Abstract
Security in any organization is a very essential but also consciously risky affair that should be handled with extreme care. There are three main types of security measures namely data, system and network security. Data security measures are necessary for the protection of user as well as administrative data against any unauthorized modification or monitoring system. System security deals with the aspect of ensuring system consistency while network security is developed as a protective measure against any attacks on the network and user device. Computer technology has eased the task of protecting data within organizations but the security must be applied in such a way that system and data security are so strong that any attack towards the same becomes even more expensive and therefore futile. This paper analytically examines traditional security systems such as PIN, passwords and smartcards and also examines how security systems can be enhanced by combining such systems with biometrics security.
Introduction
Through the introduction of the modern computer, the world has experienced a digital revolution whereby volumes of information are processed, stored, expresses and communicated in digital form.
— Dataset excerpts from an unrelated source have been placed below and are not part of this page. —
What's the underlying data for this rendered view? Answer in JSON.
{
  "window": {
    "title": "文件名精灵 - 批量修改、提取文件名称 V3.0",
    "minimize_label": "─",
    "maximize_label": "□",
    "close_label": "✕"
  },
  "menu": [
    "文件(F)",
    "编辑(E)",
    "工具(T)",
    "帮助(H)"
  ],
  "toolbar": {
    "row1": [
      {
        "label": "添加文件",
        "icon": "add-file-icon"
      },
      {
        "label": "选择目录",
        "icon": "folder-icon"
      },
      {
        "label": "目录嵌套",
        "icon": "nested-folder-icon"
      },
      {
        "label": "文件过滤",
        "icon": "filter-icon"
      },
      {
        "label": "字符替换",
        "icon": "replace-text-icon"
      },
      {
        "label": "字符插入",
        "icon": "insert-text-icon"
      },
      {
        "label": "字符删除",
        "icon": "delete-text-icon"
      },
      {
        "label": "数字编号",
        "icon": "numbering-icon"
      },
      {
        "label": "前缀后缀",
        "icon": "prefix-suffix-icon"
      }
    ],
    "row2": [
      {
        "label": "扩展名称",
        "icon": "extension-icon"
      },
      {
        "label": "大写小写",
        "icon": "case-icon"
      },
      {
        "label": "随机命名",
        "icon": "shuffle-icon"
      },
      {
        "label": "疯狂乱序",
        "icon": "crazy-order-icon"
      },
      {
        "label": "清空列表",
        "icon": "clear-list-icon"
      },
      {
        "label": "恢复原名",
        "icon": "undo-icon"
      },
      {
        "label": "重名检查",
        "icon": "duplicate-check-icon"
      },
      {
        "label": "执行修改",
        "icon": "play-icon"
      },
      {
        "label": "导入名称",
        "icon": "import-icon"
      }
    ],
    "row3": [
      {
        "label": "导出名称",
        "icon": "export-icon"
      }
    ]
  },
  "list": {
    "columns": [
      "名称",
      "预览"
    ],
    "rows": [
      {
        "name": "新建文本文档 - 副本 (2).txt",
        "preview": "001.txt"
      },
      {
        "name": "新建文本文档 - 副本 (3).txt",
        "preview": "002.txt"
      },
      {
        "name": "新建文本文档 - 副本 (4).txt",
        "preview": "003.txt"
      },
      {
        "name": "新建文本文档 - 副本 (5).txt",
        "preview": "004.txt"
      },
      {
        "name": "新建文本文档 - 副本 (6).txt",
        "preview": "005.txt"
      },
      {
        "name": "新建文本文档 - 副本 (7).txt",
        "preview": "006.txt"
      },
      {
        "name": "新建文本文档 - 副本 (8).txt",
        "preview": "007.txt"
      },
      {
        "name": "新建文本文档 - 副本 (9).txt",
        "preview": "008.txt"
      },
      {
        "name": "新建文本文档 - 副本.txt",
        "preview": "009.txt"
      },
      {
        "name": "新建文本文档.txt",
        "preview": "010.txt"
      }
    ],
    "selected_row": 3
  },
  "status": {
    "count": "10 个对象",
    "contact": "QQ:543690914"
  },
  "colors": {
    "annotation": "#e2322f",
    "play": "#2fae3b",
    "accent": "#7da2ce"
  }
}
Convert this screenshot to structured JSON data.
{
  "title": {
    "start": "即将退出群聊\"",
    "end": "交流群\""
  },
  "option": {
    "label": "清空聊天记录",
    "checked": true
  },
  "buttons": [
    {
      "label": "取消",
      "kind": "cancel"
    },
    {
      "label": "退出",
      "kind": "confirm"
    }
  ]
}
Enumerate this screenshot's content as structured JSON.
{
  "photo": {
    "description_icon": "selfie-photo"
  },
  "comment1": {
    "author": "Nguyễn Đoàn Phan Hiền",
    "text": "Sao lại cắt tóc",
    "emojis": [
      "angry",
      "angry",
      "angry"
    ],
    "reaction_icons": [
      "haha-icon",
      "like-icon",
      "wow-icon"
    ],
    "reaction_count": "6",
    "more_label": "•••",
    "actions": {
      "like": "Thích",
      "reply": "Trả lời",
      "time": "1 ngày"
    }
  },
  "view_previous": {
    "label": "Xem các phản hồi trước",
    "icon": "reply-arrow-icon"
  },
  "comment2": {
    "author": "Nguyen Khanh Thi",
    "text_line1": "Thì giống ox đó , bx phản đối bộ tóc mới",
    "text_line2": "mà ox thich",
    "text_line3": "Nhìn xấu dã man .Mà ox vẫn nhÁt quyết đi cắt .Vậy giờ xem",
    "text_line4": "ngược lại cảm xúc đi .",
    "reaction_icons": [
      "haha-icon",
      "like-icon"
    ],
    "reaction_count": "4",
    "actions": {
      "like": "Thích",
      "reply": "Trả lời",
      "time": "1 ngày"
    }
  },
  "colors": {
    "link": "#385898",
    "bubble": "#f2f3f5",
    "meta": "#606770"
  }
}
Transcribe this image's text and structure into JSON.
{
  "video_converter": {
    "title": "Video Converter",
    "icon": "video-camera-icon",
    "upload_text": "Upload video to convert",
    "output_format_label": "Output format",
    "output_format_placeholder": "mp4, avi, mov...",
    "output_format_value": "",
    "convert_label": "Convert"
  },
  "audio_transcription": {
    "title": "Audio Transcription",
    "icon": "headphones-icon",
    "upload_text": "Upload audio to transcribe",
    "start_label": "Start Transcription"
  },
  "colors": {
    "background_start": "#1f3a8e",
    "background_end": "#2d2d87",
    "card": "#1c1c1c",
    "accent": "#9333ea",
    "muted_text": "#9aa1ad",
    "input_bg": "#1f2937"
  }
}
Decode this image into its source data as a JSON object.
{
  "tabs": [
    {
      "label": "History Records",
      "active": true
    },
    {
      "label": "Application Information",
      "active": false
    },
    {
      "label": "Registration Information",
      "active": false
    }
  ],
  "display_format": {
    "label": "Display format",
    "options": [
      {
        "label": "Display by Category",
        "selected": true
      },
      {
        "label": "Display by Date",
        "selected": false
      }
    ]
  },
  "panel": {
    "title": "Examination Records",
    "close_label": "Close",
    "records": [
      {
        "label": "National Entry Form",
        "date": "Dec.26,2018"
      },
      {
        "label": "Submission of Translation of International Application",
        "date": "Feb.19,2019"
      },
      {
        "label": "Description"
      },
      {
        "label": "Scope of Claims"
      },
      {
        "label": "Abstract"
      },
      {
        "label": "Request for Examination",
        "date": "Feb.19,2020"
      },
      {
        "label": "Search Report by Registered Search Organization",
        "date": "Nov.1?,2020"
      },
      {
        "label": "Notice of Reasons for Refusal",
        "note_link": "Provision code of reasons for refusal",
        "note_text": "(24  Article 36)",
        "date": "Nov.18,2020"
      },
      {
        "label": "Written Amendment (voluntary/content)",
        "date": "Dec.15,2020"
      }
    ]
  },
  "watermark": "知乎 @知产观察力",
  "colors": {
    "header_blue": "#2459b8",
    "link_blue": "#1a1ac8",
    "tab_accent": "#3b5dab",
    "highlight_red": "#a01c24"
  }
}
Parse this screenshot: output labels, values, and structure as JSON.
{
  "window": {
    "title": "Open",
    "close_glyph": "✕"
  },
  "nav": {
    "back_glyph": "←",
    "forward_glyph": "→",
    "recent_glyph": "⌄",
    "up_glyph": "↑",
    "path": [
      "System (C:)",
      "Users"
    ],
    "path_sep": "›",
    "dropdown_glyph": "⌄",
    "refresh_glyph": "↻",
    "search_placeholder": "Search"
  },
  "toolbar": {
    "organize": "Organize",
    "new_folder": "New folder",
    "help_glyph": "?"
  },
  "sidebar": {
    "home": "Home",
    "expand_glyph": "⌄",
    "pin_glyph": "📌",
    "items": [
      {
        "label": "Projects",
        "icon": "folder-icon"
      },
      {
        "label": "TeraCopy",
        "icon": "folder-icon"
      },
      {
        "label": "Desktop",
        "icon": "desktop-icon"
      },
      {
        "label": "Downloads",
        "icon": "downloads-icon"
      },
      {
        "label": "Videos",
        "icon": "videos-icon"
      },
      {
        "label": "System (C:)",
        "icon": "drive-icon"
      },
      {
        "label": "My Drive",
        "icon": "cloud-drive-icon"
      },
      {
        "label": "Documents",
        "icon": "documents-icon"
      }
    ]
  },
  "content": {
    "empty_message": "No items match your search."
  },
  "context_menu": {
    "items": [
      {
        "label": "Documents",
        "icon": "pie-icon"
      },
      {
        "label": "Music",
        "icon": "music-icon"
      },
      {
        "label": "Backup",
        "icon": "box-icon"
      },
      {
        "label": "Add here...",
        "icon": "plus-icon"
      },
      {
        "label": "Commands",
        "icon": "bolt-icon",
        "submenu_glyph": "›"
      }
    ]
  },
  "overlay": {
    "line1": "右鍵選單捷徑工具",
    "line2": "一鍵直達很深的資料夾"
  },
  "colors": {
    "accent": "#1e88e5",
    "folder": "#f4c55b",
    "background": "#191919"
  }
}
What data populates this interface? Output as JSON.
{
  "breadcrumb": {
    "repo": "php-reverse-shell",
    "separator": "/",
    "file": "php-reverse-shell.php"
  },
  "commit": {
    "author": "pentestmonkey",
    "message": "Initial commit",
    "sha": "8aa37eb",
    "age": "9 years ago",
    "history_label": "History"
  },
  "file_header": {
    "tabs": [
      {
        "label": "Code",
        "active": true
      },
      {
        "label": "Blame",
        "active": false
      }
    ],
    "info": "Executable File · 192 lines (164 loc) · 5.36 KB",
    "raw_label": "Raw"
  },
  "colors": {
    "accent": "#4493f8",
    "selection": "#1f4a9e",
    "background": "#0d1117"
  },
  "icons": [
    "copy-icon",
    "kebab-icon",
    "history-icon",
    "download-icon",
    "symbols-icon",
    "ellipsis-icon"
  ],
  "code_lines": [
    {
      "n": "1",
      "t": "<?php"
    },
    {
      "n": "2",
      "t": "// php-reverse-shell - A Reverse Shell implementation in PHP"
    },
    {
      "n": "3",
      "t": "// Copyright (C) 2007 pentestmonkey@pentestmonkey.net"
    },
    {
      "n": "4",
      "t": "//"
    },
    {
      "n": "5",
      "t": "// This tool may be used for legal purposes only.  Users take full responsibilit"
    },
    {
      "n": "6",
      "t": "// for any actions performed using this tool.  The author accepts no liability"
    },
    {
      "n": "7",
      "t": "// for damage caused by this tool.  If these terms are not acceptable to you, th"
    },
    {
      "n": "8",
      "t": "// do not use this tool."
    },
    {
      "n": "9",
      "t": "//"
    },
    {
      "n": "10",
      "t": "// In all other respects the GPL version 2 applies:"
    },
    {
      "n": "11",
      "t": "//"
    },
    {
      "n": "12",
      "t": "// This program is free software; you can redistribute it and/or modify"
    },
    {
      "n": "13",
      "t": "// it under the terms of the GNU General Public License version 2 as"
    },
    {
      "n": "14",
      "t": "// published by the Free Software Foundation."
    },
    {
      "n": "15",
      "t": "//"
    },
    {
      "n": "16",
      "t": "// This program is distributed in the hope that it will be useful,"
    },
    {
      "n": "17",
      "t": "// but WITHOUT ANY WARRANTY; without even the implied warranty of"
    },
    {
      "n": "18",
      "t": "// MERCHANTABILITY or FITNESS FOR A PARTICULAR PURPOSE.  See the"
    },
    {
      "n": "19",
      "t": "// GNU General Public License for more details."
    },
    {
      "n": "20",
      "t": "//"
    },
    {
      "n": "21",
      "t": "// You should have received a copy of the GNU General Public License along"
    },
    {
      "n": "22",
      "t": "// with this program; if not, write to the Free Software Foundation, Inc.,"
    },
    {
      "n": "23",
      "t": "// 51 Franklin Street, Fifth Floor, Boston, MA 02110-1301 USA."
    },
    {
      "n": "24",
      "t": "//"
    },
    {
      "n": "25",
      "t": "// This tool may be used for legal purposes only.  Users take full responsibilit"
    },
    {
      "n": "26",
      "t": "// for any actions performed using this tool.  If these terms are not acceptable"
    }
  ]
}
This digital revolution was greatly propelled by the increased popularity of the internet and enhanced further by the instant messaging system that works through mobile networks. The trend is becoming more advanced with the introduction of cable TV services that enable viewers to interact through their televisions. Mobile telephone services are also getting more advanced and various devices have been customized and made flexible to accommodate more complicated services such as downloading of packages onto the phone. But each new trend in the world of communication brings along new and also more complicated potential threats such that communications security cannot remain stagnant and has to keep improving over time (Mezgar, 2006, p.351).
Biometric security used with smartcard with PIN
Personal Identification Numbers (PINs) and Passwords are the most common methods of authentication that are used in enhancing network security and which should theoretically remain a secret to the user. But though very common, the use of PIN and passwords is the least secure and probably also the lowest form of authentication. When accessing a network or a computer, the first level of security that a user encounters is usually the password security. This type of security is normally used in combination with user ID or a PIN number to enable the said user have access to a network or to some extent allow him/her to access vital information such as the user’s bank account. At this point, many organizations fail in securing their own security details. This is because authentication of a user to a network is rarely monitored and often times, there is little or no further authentication and the user is left free to do whatever they are supposed to do (Wells 2007, p.72-73).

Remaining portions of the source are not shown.